The ingredients needed to make Korean-style Tempeh Salad (Vegan/Vegetarian):
  1. Take 250 grams Tempeh (1 package)
  2. Take 1/2 cup onion (chopped)
  3. Take 1/2 cup carrot (chopped)
  4. Prepare 1/2 cup asparagus (chopped)
  5. Make ready 1/4 cup green onion (chopped)
  6. Get 1/2 tbsp minced garlic
  7. Take 1/3 cup tofu (optional)
  8. Take Sauce
  9. Get 4 tbsp soy sauce
  10. Get 2 tbsp sesame oil
  11. Get 1 1/2 tbsp sugar
  12. Get 1 tbsp lemon juice
  13. Prepare 6 tbsp Veganaise or mayonnaise
  14. Prepare 1 salt and pepper to taste
  15. Make ready 2 tbsp red chilli powder or paprika to add spiciness (optional)
  16. Prepare Garnish
  17. Make ready 1 sesame seed
  18. Take 1 parsley flakes

Tempeh recipe ideas: Add sliced tempeh to "BLT" style. See more ideas about Tempeh, Tempeh recipes, Vegetarian recipes. Baked Citrus Tempeh is a citrusy savory tempeh dish served with cooked veggies, greens, or grains. Simple, delicious, versatile, and batch cooking friendly.

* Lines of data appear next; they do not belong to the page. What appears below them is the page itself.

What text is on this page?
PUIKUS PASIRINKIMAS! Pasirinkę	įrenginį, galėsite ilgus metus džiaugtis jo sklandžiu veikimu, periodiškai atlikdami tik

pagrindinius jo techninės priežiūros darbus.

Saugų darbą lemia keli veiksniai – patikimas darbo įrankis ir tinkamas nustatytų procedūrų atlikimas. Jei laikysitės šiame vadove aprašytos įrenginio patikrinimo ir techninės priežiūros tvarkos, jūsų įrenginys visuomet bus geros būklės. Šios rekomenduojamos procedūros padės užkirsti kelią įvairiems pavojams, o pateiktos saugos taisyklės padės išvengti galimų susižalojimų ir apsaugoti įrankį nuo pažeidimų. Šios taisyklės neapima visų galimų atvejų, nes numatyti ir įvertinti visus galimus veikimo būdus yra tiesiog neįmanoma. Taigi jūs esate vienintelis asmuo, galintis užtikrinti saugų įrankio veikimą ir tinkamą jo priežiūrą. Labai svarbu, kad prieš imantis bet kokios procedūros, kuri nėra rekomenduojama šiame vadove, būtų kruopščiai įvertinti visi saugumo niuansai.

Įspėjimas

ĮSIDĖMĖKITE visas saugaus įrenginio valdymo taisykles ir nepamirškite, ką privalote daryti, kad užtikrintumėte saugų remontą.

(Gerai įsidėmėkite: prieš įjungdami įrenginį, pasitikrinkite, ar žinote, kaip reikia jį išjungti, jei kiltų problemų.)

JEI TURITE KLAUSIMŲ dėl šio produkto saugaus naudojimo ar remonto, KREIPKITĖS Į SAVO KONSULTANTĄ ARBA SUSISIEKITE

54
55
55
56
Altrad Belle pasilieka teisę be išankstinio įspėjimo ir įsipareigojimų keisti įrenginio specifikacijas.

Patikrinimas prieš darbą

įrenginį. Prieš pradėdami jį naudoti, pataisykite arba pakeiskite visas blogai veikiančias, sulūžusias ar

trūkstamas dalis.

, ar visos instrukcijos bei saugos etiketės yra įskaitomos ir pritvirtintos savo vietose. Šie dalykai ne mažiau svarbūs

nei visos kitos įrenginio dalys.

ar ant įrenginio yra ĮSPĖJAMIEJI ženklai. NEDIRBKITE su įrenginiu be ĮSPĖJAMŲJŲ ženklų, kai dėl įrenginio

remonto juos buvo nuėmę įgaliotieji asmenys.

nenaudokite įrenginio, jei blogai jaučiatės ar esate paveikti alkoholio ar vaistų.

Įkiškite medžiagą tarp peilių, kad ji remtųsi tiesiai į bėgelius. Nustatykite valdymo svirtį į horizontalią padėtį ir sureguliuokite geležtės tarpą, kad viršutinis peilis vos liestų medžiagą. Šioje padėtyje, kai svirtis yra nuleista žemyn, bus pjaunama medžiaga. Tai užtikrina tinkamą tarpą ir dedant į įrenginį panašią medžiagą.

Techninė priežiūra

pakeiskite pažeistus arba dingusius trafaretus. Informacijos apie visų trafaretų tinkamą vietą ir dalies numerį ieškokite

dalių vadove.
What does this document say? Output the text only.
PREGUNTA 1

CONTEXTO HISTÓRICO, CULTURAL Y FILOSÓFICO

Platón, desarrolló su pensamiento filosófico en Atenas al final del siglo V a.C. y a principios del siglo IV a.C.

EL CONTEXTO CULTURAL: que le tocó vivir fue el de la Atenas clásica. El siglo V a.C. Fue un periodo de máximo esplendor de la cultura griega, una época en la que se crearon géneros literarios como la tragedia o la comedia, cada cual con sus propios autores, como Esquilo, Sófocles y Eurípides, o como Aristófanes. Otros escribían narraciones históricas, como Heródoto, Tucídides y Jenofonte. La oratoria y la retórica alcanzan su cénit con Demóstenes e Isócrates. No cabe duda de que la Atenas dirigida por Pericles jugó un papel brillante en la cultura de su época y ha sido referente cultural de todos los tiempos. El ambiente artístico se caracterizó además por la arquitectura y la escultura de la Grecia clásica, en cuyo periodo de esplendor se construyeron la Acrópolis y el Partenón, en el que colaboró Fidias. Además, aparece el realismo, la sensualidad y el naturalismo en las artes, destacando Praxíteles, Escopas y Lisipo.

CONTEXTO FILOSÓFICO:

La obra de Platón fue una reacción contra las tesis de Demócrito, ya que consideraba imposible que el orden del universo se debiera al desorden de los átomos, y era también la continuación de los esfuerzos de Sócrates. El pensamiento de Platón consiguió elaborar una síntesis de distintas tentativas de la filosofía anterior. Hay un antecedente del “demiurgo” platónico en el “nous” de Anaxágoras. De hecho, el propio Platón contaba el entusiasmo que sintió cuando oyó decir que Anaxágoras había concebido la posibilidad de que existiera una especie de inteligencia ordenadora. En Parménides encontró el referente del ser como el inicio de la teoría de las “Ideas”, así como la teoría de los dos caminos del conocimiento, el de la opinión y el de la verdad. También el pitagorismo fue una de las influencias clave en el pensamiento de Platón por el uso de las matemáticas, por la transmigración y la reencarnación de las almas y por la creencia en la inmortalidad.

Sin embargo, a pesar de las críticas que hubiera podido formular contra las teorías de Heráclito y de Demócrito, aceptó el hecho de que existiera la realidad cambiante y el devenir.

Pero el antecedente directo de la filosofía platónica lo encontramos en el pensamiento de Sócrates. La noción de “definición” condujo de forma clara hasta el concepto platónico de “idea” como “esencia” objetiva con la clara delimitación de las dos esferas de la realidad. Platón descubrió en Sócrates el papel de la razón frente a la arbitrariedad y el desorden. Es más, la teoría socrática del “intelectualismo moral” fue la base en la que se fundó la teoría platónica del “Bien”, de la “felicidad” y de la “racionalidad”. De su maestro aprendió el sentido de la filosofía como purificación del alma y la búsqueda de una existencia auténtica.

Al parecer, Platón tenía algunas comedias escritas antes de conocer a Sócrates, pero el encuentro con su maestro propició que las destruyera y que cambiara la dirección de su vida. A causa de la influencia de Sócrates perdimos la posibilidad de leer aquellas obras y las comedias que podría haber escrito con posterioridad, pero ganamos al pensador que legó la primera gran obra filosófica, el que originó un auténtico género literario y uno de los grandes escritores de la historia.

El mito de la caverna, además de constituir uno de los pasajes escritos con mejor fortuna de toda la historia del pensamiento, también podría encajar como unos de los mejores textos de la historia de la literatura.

Steps to make Korean-style Tempeh Salad (Vegan/Vegetarian):
  1. Dice Tempeh into small cubes.
  2. Add Tempeh cubes, soy sauce, sesame oil, red chilli powder (optional) into a bowl.
  3. Chop tofu and add it into the bowl (optional).
  4. Mix well so that Tempeh and tofu (optional) can absorb the sauce.
  5. Stir fry onion, carrot, asparagus, minced garlic together.
  6. Add cooked vegetables into the bowl and mix with Tempeh.
  7. Add sugar, lemon juice, and Veganaise (or mayonnaise).
  8. Add raw green onion (chopped).
  9. Mix well.
  10. Add salt and pepper.
  11. Sprinkle sesame seeds and parsley flakes for garnish (optional).

Notes about This Vegan Tempeh Power Salad. I just cut the block of tempeh into cubes and tossed it with cauliflower (conveniently they roast at the same rate) and I also added turmeric for an added nutritious boost. Once the cauliflower and tempeh comes out of the oven I tossed it in thinned out. A collection of easy, delicious Korean vegan recipes! There are a variety of flavors, styles, and brands to choose from.